Steve Jobs killed the music business, according to Jon Bon Jovi:
“Kids today have missed the whole experience of putting the headphones on, turning it up to 10, holding the jacket, closing their eyes and getting lost in an album,” he said. “And the beauty of taking your allowance money and making a decision based on the jacket, not knowing what the record sounded like, and looking at a couple of still pictures and imagining it… I hate to sound like an old man now, but I am, and you mark my words, in a generation from now people are going to say: ‘What happened?’ Steve Jobs is personally responsible for killing the music business.”

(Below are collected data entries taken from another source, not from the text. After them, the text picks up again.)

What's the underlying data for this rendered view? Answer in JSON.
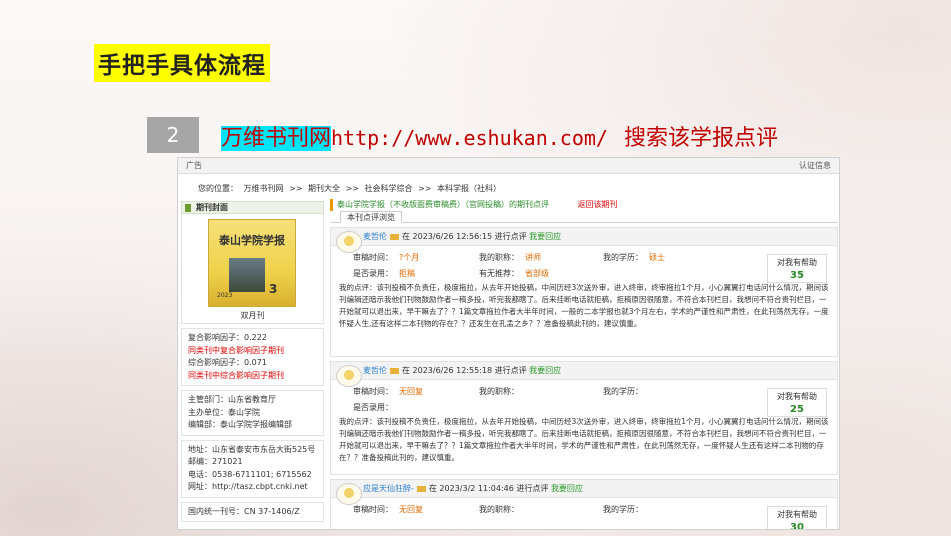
{
  "slide": {
    "title": "手把手具体流程",
    "step_number": "2",
    "site_name": "万维书刊网",
    "site_url": "http://www.eshukan.com/",
    "step_action": "搜索该学报点评"
  },
  "screenshot": {
    "ad_label": "广告",
    "auth_info": "认证信息",
    "breadcrumb": [
      "您的位置：",
      "万维书刊网",
      ">>",
      "期刊大全",
      ">>",
      "社会科学综合",
      ">>",
      "本科学报（社科）"
    ],
    "sidebar": {
      "cover_heading": "期刊封面",
      "cover_title": "泰山学院学报",
      "cover_year": "2023",
      "cover_issue": "3",
      "frequency": "双月刊",
      "metrics": [
        {
          "text": "复合影响因子：0.222",
          "red": false
        },
        {
          "text": "同类刊中复合影响因子期刊",
          "red": true
        },
        {
          "text": "综合影响因子：0.071",
          "red": false
        },
        {
          "text": "同类刊中综合影响因子期刊",
          "red": true
        }
      ],
      "org": [
        "主管部门：山东省教育厅",
        "主办单位：泰山学院",
        "编辑部：泰山学院学报编辑部"
      ],
      "contact": [
        "地址：山东省泰安市东岳大街525号",
        "邮编：271021",
        "电话：0538-6711101; 6715562",
        "网址：http://tasz.cbpt.cnki.net"
      ],
      "issn": "国内统一刊号：CN 37-1406/Z"
    },
    "journal_title": "泰山学院学报（不收版面费审稿费）（官网投稿）的期刊点评",
    "back_link": "返回该期刊",
    "tab_label": "本刊点评浏览",
    "reviews": [
      {
        "name": "麦哲伦",
        "time": "在 2023/6/26 12:56:15 进行点评",
        "reply": "我要回应",
        "review_time_label": "审稿时间：",
        "review_time": "?个月",
        "title_label": "我的职称：",
        "title": "讲师",
        "degree_label": "我的学历：",
        "degree": "硕士",
        "accepted_label": "是否录用：",
        "accepted": "拒稿",
        "recommend_label": "有无推荐：",
        "recommend": "省部级",
        "help_label": "对我有帮助",
        "help_count": "35",
        "body": "我的点评：该刊投稿不负责任，极度拖拉，从去年开始投稿，中间历经3次送外审，进入终审，终审拖拉1个月，小心翼翼打电话问什么情况，期间该刊编辑还暗示我他们刊物鼓励作者一稿多投，听完我都瞎了。后来挂断电话就拒稿，拒稿原因很随意，不符合本刊栏目，我想问不符合贵刊栏目，一开始就可以退出来，早干嘛去了？？1篇文章拖拉作者大半年时间，一般的二本学报也就3个月左右，学术的严谨性和严肃性，在此刊荡然无存，一度怀疑人生,还有这样二本刊物的存在？？还发生在孔孟之乡？？准备投稿此刊的，建议慎重。"
      },
      {
        "name": "麦哲伦",
        "time": "在 2023/6/26 12:55:18 进行点评",
        "reply": "我要回应",
        "review_time_label": "审稿时间：",
        "review_time": "无回复",
        "title_label": "我的职称：",
        "title": "",
        "degree_label": "我的学历：",
        "degree": "",
        "accepted_label": "是否录用：",
        "accepted": "",
        "recommend_label": "",
        "recommend": "",
        "help_label": "对我有帮助",
        "help_count": "25",
        "body": "我的点评：该刊投稿不负责任，极度拖拉，从去年开始投稿，中间历经3次送外审，进入终审，终审拖拉1个月，小心翼翼打电话问什么情况，期间该刊编辑还暗示我他们刊物鼓励作者一稿多投，听完我都瞎了。后来挂断电话就拒稿，拒稿原因很随意，不符合本刊栏目，我想问不符合贵刊栏目，一开始就可以退出来，早干嘛去了？？1篇文章拖拉作者大半年时间，学术的严谨性和严肃性，在此刊荡然无存，一度怀疑人生还有这样二本刊物的存在？？准备投稿此刊的，建议慎重。"
      },
      {
        "name": "应是天仙狂醉-",
        "time": "在 2023/3/2 11:04:46 进行点评",
        "reply": "我要回应",
        "review_time_label": "审稿时间：",
        "review_time": "无回复",
        "title_label": "我的职称：",
        "title": "",
        "degree_label": "我的学历：",
        "degree": "",
        "accepted_label": "",
        "accepted": "",
        "recommend_label": "",
        "recommend": "",
        "help_label": "对我有帮助",
        "help_count": "30",
        "body": ""
      }
    ]
  }
}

Easy there Jon, it’s sounding like the grumpy-old-man-phase is starting with you. I find Jovi’s choice of words interesting. He didn’t say Jobs killed music, he said he killed the music business.
By the looks of the comments on that article, it looks as though the kids are alright, Jon.
If we can leave ComplainerVille for a moment and visit CanDoVille, we find Jack White setting up mobile record store at South By Southwest:
Third Man Records’ latest innovation is not another new-fangled type of vinyl like the Triple Decker Record. Instead, it’s the Third Man Rolling Record Store, a mobile record shop which can travel around the country, equipped with for-sale vinyl, a turntable, microphone, and a state-of-the-art sound system for a live music experience at shows and festival. The fully converted delivery ‘record truck’ intends to resemble the look and feel of the label’s Nashville location, and is set to roll into this year’s SXSW on March 16th. Among its offerings are a full menu of Third Man merchandise along with performances, guest DJs, giveaways and ultra-limited records, entirely exclusive to the Rolling Record Store.
I’m the first to admit we’ve lost some things in the world of digital media – fidelity, physicality, album art – but I wouldn’t say the situation is dire. Are kids still discovering music? Absolutely. Is it how Bon Jovi discovered it? No.